Data Version Control Tutorial

Dmitry Petrov
Data Version Control
15 min readMar 20, 2018

UPDATE 3/4/2019: Code examples in this tutorial are outdated. Please use the updated tutorial https://dvc.org/doc/tutorial

Today the data science community is still lacking good practices for organizing their projects and effectively collaborating. ML algorithms and methods are no longer simple “tribal knowledge” but are still difficult to implement, manage and reuse.

One of the biggest challenges in reusing, and hence the managing of ML projects, is its reproducibility.

To address the reproducibility we have build Data Version Control or DVC.

This example shows you how to solve a text classification problem using the DVC tool.

Git branches should beautifully reflect the non-linear structure common to the ML process, where each hypotheses can be presented as a Git branch. However, inability to store data in a repository and the discrepancy between code and data make it extremely difficult to manage a data science project with Git.

DVC streamlines large data files and binary models into a single Git environment and this approach will not require storing binary files in your Git repository.

1. Preparation

1.1. What we are going to do?

In this document we will be building an ML classification model which classify stackoverflow questions by two classes: with “python” tag and without “python” tag. For training purposes a small subset of data will be used — only 180Mb xml files.

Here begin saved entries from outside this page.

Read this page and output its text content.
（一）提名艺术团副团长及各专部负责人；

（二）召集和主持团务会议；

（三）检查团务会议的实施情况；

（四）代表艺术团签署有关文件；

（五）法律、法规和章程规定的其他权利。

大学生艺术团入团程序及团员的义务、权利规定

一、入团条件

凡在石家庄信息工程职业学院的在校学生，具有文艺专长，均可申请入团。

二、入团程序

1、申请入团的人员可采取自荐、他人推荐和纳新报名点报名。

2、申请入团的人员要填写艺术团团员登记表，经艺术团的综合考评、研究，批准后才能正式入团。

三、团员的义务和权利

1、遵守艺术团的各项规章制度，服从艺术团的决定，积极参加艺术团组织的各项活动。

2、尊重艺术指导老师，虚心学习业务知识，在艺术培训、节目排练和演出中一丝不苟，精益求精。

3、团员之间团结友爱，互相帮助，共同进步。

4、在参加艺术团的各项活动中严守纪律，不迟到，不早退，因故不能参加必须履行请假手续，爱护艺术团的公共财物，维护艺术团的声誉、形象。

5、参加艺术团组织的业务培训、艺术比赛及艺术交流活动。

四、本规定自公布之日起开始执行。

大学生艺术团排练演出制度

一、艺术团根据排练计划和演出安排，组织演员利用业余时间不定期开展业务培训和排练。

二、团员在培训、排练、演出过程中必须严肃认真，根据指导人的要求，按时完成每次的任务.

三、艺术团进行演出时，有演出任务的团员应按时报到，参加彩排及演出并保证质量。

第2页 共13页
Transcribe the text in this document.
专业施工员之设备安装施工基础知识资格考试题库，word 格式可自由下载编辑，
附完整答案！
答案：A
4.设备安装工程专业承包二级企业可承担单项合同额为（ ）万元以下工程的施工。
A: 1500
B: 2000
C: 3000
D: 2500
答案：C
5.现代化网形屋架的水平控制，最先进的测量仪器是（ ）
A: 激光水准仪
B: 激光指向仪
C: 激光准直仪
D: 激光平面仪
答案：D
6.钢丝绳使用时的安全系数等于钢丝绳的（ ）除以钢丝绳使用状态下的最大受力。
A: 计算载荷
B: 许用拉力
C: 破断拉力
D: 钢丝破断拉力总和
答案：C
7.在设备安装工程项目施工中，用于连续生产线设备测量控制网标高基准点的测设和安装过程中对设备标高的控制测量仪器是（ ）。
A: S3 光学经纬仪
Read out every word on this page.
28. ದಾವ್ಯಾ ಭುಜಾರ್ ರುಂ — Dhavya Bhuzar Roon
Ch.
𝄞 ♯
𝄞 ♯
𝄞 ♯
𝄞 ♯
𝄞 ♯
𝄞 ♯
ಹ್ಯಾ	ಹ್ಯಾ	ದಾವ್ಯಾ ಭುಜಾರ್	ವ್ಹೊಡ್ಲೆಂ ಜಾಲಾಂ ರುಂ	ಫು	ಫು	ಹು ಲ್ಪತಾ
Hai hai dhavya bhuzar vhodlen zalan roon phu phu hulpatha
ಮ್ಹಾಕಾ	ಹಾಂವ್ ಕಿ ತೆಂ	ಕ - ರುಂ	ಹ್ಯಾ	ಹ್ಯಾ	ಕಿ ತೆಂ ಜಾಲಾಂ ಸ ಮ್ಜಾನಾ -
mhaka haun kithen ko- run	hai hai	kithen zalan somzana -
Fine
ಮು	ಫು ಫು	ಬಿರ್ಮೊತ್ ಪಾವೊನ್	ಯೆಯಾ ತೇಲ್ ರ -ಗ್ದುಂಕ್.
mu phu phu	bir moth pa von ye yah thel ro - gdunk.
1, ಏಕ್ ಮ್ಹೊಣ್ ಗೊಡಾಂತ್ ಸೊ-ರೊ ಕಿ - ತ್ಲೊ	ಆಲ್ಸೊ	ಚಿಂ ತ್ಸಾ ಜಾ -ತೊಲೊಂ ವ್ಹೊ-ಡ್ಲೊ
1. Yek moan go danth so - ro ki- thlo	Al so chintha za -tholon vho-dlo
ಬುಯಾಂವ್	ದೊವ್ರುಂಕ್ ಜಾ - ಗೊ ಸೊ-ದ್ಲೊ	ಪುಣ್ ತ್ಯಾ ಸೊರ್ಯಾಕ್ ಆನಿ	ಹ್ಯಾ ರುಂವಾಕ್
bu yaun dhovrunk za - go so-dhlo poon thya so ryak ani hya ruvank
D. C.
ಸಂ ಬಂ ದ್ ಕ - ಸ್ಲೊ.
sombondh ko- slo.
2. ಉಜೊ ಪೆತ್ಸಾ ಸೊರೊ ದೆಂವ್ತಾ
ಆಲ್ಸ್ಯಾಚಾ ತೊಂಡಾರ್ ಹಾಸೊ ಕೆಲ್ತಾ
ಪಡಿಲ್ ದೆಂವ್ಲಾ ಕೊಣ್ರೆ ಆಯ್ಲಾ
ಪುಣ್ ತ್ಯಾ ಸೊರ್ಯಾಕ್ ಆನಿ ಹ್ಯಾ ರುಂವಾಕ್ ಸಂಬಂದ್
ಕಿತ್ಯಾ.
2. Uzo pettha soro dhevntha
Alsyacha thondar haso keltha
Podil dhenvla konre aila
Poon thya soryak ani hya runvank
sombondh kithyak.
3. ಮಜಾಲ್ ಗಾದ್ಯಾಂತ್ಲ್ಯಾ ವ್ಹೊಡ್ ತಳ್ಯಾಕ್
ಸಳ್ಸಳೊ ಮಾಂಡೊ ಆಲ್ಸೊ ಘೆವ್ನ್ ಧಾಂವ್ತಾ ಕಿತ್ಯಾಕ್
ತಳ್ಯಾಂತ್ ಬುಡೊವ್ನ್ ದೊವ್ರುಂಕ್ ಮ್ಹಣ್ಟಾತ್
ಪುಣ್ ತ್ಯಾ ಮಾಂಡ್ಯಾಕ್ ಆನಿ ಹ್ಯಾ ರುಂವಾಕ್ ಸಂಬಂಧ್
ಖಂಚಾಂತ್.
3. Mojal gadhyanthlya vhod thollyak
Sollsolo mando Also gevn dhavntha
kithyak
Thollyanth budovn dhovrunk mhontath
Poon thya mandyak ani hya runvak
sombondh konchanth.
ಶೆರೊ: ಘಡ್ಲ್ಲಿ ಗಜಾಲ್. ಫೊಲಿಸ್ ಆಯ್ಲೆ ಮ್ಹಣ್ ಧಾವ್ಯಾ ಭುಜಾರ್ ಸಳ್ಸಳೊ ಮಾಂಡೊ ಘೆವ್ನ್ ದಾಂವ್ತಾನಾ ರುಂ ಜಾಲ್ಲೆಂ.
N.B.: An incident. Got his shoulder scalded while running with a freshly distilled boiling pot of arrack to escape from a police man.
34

Most of the code for the problem is ready and will be downloaded in the first steps. Later we will be modifying the code a bit to improve the model.

1.2. Getting the sample code

Take the following steps to initialize a new Git repository and get the sample code into it:

$ mkdir classify
$ cd classify
$ git init
$ mkdir code
$ S3_DIR=https://s3-us-west-2.amazonaws.com/dvc-share/so
$ wget -nv -P code/ \
$S3_DIR/code/featurization.py \
$S3_DIR/code/evaluate.py \
$S3_DIR/code/train_model.py \
$S3_DIR/code/split_train_test.py \
$S3_DIR/code/xml_to_tsv.py \
$S3_DIR/code/conf.py \
$S3_DIR/code/requirements.txt
$ git add code/
$ git commit -m 'Download code'

Install the code requirements:

$ pip install -r code/requirements.txt

1. 3. Install DVC

Now DVC software should be installed. The best way to install DVC is a system dependent package. DVC supports all common operation systems: Max OS X, Linux and Windows. You can find the latest version of the package on the DVC website: dataversioncontrol.com

Alternatively, you can install DVC by Python package manager — PIP if you use Python:

$ pip install dvc

1.4. Initialize

DVC works on top of Git repositories. You run DVC initialization in a repository directory to create DVC metafiles and directories.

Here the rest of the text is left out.